Escribí alguna cosa a la iglesia, pero Diótrefes, que ambiciona la primacía, no nos reconoce. (3 Juan 9 BTX)
Pocos personajes debe haber en el Nuevo Testamento, con la excepción de Judas Iscariote, que resulten tan antipáticos y tan desagradables como aquel pobre Diótrefes de la epístola tercera de Juan. Dejando de lado cualquier especulación acerca de quién pudiera ser en realidad o de su (según algunos) pretendida vinculación con los incipientes grupos gnósticos que amenazaban el mensaje cristiano a finales del siglo I, lo cierto es que se trata de alguien que resultó verdaderamente peligroso para la estabilidad de la(s) iglesia(s) que el apóstol Juan conocía, pastoreaba o quizás supervisaba, según cuenta una antigua tradición, en el Asia Menor.
Pobre Diótrefes.
Y lo llamamos así porque las dos características que le atribuye el texto sagrado que citamos nos lo presentan como alguien realmente digno de lástima, alguien que, aun siendo miembro de la Iglesia (se supone que lo sería), estaba muy lejos del ideal del Evangelio. O por decirlo con una expresión muy coloquial de nuestros días, “no se había enterado de qué iba” aquello de ser cristiano. ¿Cómo lo sabemos?
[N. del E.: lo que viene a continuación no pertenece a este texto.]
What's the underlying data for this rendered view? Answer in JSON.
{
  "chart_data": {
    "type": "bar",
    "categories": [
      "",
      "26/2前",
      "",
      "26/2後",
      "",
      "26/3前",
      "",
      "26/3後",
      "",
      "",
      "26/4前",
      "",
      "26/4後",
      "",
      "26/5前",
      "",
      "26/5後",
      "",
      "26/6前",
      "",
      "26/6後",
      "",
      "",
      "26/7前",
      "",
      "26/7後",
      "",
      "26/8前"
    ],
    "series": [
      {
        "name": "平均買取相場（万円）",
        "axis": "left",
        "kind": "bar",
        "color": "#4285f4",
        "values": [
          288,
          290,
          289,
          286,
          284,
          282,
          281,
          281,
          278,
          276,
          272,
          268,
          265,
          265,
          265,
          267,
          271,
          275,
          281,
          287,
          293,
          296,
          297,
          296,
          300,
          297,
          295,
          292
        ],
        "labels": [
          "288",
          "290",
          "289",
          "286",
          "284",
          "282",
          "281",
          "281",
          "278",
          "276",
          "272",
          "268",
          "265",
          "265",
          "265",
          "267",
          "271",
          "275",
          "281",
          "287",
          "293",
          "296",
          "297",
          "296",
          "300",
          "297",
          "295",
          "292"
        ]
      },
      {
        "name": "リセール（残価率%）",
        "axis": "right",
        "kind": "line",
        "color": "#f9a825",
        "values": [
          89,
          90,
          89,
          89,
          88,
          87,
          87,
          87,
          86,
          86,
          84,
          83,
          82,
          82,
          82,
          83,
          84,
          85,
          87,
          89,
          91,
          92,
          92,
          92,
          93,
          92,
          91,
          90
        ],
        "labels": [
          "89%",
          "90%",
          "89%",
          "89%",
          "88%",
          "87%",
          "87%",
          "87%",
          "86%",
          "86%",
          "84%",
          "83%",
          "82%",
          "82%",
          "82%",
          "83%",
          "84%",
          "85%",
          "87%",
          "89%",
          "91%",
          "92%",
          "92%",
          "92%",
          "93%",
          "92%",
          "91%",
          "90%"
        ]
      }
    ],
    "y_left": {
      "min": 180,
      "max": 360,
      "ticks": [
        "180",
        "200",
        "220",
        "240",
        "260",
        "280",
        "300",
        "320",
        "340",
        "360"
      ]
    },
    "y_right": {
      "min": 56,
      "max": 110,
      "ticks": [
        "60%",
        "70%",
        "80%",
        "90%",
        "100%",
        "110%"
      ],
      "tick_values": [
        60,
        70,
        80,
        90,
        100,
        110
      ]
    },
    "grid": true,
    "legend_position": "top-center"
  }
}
En primer lugar, leemos, ambiciona la primacía. Magnífica traducción. No es que la “deseara”. El problema es que la “ambicionaba”, un término harto expresivo. La primacía, es decir, el primer lugar, el más destacado, no era para él un ideal más o menos teórico o abstracto, una especie de logro o meta que anhelara o se propusiera conseguir en un futuro lejano. Era sencillamente la culminación de su ambición personal, lo único que parecía importarle. La vida no debía tener para él otro sentido que el aposentarse en esa primacía. ¿Primacía en qué?, cabría preguntarse. ¿O dónde? Está claro: en la iglesia. Diótrefes no parecía entenderse a sí mismo como creyente cristiano, como discípulo de Jesús, si no ocupaba el primer lugar entre los fieles, si no era bien visible para todos su autoridad. Es triste comprobar que el espíritu de aquel pobre hombre siga viviendo en tantas congregaciones actuales, en las que despunta demasiadas veces y de formas que llegan a crear repulsión. ¿No había dicho Jesús el que quiera ser de vosotros el primero, sea servidor de todos? ¿No había enseñado que él mismo había venido a este mundo, no a ser servido, sino a servir y dar su vida en rescate por muchos? ¿No había planteado el Reino de Dios en la tierra como una condición de entrega a los demás? Recordemos lo de la petición de Santiago y Juan acerca de los primeros puestos en el Reino y la respuesta del Señor.
El pobre Diótrefes no había comprendido nada.
Y en segundo lugar, además, cometía otro error igual de grave. No nos reconoce, afirma el apóstol Juan. Si querer destacar por encima de los demás creyentes ya era de por sí algo realmente preocupante, el añadido de no aceptar que hubiera otros, el mismo apóstol en este caso, designados por el Señor para las funciones ministeriales (que, dicho sea de paso, etimológicamente significan “de servicio”), no hacía sino empeorar las cosas. Puesto que no conocemos la situación con rigurosa exactitud y total lujo de detalles, sería un poco absurdo ponerse a especular sobre si el tal Diótrefes y el apóstol Juan habían tenido encontronazos personales, si discrepaban en puntos vitales de doctrina o de praxis cristiana, y similares. Nos hemos de contentar con lo que hay, aunque no resulte demasiado bonito, ni tampoco edificante. Pero la Biblia es como es; no se ha escrito para decirnos qué buenos somos los cristianos, qué bien funciona el pueblo de Dios siempre, o con cuánto acierto actuamos en toda circunstancia.
Diótrefes no estaba a la altura de lo que el Evangelio señala como ideal de vida para los creyentes. No lo había asimilado. Era incapaz de entender que, por muchas que fueran sus cualidades (alguna tendría, sin duda), no era ni más ni mejor que el resto de los hermanos que se congregaban con él, por lo que no tenía derecho alguno a ejercer ninguna primacía, ni mucho menos a ambicionarla. Finalmente, quien solo espera destacar, sobresalir, despuntar por encima del resto para actuar como amo y señor de todos e imponer su voluntad, se equivoca de lugar si pretende tal cosa en la Iglesia de Cristo. Aquellos a quienes Dios mismo ha señalado como servidores suyos de las congregaciones —el apóstol Juan era uno de ellos en aquellos momentos concretos— están ahí precisamente para que todos los creyentes seamos tratados conforme a nuestra necesidad y constituyamos un cuerpo bien cohesionado en el que, en tanto que miembros, somos solidarios los unos para con los otros.